Sheryl Crow Says She Dug Deep To Make Authentic Documentary About Her Life

From the stage, while on the road, and in those quite moments of life, Sheryl Crow has seen a lot.

The musician, who has sold more than 50 million albums worldwide and has won nine Grammy Awards, says of her career, “I’ve seen a lot of things change. I’ve also seen a lot of things not change very much at all. And to navigate running your career, running a business, and being a woman in what ostensibly is a business run by men, there is no handbook for that, and there is no handbook for becoming famous when you’re a really private, small‑town person.”

While she’s been in the industry for over three decades, Crow admits she’s been reluctant to tell her personal story, saying, “I’ve been asked over the years about doing a documentary. I’ve always felt like documentaries were told after someone has already gone. I just didn’t feel like it was time for me or for my story to be told.”

But, at the urging of others, she’s relinquished, “It was my manager, who’s been with me from the very, very beginning, which is 30 years now, [who] said, ‘Look, you have a powerful story. You have grown most of your life in the world of music and in the world of being well known for that and you have a story to tell and it’s time for you to tell that story.’”

So, Crow agreed to sit for what she describes as hours and hours of interviews, and open up about her life, for the 90-minute film entitled simply Sheryl.

The experience was, according to Crow, ‘emotional, exhausting, and ultimately, really gratifying.’

“There’s also a certain amount of letting go,” she says about the process. “I was handing off a whole lifetime of experiences to somebody who I pretty much could count on to handle it with not only taste but also a vision for what was important.”

She’s speaking about working with Sheryl director Amy Scott.

While collaborating with Crow, Scott reveals, “I was never nervous because I felt like Sheryl and I had a really, very intense line of communication and understanding without constantly having to communicate. So, I felt free to create what I wanted to make.”

It was during those intense interviews that Crow says Scott was able to, “really dig deep. She would listen and pull more and pull more. And I do think that if you’re going to make a documentary, you have to be able to listen and to make someone feel like what they’re saying matters to them.”

Ruminating on some of the difficulties of being performer, Crow says, “I mean, I think I can speak for a lot of artists that feel like they’re impostors all the way.
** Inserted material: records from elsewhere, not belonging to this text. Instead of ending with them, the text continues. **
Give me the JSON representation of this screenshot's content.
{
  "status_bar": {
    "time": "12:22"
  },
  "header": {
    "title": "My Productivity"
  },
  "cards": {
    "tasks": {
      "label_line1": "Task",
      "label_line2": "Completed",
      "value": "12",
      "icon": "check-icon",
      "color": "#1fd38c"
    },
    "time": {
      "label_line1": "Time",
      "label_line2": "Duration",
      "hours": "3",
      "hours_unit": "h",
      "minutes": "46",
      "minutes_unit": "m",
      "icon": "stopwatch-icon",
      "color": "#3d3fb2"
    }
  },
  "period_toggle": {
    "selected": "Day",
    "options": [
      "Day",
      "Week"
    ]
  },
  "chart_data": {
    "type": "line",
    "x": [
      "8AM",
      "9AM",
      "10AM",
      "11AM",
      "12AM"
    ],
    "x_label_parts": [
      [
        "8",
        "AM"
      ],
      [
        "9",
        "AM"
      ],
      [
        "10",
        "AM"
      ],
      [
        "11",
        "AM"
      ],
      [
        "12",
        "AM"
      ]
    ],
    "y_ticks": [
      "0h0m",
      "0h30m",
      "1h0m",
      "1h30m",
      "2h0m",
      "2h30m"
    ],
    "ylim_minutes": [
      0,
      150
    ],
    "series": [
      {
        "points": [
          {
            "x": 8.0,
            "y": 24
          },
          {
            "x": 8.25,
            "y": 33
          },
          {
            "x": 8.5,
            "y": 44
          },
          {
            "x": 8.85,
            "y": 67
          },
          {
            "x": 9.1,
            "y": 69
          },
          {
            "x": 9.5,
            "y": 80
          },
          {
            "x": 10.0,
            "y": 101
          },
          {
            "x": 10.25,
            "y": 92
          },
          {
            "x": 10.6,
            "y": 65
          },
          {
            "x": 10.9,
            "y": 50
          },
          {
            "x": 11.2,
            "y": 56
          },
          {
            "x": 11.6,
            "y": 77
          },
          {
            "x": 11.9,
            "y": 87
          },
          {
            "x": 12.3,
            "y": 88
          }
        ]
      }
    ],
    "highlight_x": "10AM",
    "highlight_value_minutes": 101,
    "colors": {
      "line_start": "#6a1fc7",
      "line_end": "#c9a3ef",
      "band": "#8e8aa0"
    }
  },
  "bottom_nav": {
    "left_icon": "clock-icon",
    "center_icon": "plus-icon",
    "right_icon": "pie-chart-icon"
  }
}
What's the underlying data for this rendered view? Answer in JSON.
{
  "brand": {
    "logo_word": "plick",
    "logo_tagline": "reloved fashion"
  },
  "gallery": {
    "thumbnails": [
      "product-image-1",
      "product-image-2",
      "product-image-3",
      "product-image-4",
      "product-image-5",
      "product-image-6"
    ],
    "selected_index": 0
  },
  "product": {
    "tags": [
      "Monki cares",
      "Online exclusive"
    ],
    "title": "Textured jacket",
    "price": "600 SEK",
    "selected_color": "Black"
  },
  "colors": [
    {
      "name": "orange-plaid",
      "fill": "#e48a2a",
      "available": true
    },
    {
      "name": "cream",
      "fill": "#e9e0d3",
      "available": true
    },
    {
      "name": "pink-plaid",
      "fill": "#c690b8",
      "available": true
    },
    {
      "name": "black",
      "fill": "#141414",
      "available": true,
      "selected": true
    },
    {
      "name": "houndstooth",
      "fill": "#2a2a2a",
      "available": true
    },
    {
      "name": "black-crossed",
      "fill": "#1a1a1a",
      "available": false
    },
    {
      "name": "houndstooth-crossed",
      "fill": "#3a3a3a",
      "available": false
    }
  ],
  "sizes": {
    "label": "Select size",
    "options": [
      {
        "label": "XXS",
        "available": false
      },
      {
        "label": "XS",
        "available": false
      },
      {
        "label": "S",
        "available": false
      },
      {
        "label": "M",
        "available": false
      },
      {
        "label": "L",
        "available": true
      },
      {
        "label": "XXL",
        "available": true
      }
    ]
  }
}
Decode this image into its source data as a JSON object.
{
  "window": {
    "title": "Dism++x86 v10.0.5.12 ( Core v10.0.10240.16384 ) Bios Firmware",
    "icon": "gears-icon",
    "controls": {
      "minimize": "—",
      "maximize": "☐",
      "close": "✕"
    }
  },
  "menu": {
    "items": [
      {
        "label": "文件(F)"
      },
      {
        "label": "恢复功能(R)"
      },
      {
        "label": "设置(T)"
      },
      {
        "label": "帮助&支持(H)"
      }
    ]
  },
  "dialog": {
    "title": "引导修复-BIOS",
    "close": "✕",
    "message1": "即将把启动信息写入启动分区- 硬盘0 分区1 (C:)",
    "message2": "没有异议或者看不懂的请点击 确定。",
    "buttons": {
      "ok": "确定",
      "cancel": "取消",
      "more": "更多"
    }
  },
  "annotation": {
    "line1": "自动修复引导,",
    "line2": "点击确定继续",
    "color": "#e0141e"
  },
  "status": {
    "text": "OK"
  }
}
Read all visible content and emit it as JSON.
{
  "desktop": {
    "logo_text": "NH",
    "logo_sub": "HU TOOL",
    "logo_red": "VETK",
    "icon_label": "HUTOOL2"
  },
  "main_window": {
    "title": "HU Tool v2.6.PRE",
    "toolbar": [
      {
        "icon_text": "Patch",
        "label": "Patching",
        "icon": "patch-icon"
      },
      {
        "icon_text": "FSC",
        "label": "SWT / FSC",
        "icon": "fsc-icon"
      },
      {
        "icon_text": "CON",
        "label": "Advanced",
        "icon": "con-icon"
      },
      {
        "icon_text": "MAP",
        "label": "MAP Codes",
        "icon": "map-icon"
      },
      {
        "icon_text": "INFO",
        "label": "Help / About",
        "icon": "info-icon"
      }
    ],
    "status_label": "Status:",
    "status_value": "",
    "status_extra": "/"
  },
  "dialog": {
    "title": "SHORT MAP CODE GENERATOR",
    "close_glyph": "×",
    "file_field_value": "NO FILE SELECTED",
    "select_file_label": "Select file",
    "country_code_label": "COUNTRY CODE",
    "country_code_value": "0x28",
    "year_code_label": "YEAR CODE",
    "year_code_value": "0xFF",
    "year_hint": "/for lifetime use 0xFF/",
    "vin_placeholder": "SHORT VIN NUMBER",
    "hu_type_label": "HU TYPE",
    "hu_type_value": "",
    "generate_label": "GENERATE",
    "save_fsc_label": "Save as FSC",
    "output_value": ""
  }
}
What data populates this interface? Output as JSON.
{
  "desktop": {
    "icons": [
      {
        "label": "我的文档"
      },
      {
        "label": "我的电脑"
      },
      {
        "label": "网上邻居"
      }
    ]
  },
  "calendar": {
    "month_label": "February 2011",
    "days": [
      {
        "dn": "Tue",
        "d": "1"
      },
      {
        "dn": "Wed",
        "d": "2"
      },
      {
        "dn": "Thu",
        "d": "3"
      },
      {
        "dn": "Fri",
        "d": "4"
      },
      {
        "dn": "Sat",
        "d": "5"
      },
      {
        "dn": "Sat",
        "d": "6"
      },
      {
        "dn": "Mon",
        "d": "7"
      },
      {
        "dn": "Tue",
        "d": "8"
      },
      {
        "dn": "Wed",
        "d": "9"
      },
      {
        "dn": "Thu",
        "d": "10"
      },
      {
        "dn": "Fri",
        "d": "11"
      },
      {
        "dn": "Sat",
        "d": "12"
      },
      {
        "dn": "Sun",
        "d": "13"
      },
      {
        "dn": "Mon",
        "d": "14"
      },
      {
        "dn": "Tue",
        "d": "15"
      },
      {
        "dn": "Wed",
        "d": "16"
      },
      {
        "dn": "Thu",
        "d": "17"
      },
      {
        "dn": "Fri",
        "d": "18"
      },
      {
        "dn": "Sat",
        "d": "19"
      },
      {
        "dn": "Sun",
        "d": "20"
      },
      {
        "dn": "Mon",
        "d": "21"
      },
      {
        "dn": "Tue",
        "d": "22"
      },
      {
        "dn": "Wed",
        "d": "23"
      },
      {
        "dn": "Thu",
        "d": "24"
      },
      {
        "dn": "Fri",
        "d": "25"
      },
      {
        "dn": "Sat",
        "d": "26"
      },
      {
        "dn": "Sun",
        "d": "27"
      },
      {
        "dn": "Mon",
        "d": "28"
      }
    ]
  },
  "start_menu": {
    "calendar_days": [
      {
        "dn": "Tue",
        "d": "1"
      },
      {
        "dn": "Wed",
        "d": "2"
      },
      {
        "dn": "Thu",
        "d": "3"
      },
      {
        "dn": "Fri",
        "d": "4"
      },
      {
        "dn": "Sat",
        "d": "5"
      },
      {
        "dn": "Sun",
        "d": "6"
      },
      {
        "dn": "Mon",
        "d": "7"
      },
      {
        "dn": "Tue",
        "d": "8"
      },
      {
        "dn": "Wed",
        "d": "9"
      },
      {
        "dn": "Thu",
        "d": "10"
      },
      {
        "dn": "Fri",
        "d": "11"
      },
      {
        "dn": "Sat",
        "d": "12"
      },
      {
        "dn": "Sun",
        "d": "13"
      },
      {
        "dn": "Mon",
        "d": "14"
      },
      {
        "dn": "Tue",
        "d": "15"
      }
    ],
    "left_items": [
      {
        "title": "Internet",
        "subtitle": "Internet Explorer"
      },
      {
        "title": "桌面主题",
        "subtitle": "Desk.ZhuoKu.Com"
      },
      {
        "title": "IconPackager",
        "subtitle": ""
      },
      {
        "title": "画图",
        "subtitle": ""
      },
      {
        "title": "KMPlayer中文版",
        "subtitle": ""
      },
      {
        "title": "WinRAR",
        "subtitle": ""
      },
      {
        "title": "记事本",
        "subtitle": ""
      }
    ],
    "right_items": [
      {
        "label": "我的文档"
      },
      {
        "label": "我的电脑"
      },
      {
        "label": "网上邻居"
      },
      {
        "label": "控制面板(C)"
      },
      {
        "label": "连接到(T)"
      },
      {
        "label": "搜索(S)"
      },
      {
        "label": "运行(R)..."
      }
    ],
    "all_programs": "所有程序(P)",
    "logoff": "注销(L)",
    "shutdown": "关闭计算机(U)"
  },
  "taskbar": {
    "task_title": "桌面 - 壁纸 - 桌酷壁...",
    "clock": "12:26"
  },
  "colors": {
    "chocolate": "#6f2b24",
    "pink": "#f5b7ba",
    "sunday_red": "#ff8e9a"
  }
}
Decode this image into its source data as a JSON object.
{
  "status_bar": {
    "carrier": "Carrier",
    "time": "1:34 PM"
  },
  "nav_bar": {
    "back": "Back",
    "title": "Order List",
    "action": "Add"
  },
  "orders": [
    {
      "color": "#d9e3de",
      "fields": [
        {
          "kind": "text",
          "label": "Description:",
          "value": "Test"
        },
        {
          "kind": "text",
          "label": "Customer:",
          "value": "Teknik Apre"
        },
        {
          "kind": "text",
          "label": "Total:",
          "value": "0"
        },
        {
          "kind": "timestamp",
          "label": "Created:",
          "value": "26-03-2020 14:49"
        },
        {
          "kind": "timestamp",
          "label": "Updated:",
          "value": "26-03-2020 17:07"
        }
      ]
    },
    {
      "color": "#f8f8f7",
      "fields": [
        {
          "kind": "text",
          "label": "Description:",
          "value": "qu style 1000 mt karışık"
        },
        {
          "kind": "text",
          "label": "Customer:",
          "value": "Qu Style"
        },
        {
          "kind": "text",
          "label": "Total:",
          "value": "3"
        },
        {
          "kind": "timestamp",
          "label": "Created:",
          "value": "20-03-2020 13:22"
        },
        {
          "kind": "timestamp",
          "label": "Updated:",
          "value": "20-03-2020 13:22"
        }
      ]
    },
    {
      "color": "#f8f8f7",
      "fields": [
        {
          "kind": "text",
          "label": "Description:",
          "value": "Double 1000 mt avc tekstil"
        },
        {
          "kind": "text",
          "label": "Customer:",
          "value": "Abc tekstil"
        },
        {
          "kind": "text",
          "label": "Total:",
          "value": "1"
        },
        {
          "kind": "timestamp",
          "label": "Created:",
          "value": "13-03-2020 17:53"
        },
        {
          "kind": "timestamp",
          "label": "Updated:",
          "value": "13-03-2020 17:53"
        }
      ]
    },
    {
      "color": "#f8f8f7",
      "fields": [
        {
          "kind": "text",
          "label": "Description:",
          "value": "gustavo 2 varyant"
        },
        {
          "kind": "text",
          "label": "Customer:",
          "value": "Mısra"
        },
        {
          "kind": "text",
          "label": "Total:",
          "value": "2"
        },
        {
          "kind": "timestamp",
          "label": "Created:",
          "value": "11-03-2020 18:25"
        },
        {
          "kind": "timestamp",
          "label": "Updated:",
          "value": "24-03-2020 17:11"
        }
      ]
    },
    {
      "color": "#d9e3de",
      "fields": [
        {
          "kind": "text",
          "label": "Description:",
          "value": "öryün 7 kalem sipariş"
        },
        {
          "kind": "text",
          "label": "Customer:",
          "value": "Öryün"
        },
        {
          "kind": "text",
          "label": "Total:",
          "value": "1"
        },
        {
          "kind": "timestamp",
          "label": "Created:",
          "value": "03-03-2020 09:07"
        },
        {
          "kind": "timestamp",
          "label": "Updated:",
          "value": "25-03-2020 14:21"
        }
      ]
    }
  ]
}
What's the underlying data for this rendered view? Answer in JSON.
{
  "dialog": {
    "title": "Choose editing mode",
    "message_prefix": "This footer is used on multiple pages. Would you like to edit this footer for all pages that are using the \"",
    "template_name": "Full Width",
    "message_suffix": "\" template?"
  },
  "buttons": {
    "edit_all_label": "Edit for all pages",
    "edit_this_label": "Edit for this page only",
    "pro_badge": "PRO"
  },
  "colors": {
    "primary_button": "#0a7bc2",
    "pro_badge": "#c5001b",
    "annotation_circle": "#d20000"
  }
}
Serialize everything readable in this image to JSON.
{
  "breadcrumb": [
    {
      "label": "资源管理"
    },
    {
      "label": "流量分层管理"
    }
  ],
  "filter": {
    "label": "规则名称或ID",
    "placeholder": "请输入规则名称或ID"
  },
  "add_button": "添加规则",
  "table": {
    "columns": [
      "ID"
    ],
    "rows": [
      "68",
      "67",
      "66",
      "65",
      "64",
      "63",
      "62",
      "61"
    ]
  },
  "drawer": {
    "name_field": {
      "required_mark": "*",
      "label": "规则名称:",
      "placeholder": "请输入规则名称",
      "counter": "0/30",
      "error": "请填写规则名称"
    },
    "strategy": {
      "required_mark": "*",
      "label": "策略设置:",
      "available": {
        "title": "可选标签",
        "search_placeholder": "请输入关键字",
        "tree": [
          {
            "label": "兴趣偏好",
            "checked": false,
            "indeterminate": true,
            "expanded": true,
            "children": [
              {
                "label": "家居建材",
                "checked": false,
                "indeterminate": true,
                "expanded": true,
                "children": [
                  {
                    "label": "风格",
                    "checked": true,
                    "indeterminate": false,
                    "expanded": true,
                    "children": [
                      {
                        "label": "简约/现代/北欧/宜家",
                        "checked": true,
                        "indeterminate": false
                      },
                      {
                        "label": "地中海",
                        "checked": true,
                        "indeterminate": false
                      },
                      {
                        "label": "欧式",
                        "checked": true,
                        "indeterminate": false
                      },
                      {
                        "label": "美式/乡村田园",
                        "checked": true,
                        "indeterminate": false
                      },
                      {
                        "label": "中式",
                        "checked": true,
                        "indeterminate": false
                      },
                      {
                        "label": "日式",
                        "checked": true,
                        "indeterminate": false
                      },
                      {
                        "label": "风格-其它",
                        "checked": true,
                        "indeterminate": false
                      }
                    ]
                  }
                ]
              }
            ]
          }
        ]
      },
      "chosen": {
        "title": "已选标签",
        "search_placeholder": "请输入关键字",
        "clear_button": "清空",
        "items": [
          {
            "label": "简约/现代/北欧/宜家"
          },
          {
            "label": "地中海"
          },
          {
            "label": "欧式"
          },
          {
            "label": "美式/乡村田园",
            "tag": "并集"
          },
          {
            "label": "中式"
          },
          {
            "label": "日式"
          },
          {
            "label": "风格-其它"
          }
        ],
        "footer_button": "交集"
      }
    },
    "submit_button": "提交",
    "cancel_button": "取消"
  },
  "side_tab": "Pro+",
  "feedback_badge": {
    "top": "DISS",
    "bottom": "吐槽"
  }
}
Every time I walk into the studio, I wonder if I’m ever going to write a great song. I wonder if I’m ever going to write a song.”

She adds, “But, I think, in some ways, one of the things that’s really helped me through that is that music has been a lifeline for me. Just being able to go sit at the piano and find the intervals and the chords that helped me express how sad I felt or how kind of discombobulated I felt — that’s still where I go. I go to that place where I feel like it’s that thing that changes the molecules that gives me a way out.”

She says that she tries to explain this feeling to young artists. “I tell [them] all the time, ‘Those songs are the gifts that give you the opportunity to write the stories about who you really are.’ For me, there’s pieces of me in every song that’s ever made it.”

With the documentary, Crow says this is, “the first time that people will get an opportunity to have a better picture of who I am.”

Overall, Crow admits that she feels great about how Sheryl came out. “I feel like the story is authentic and unique and honest. It’s painful at times. It’s uplifting. It’s hopeful. And, hopefully some young person [is] going to watch this and go, ‘wait, I’m in a small town. I don’t feel like I’ll ever get out of this place, and yet I have this gift that is pulling me towards putting myself out there.’ Hopefully they’ll watch this and go, ‘it’s possible.’

‘Sheryl’ premieres Friday, May 6th at 9e/p on Showtime and is available for streaming on Showtime.com.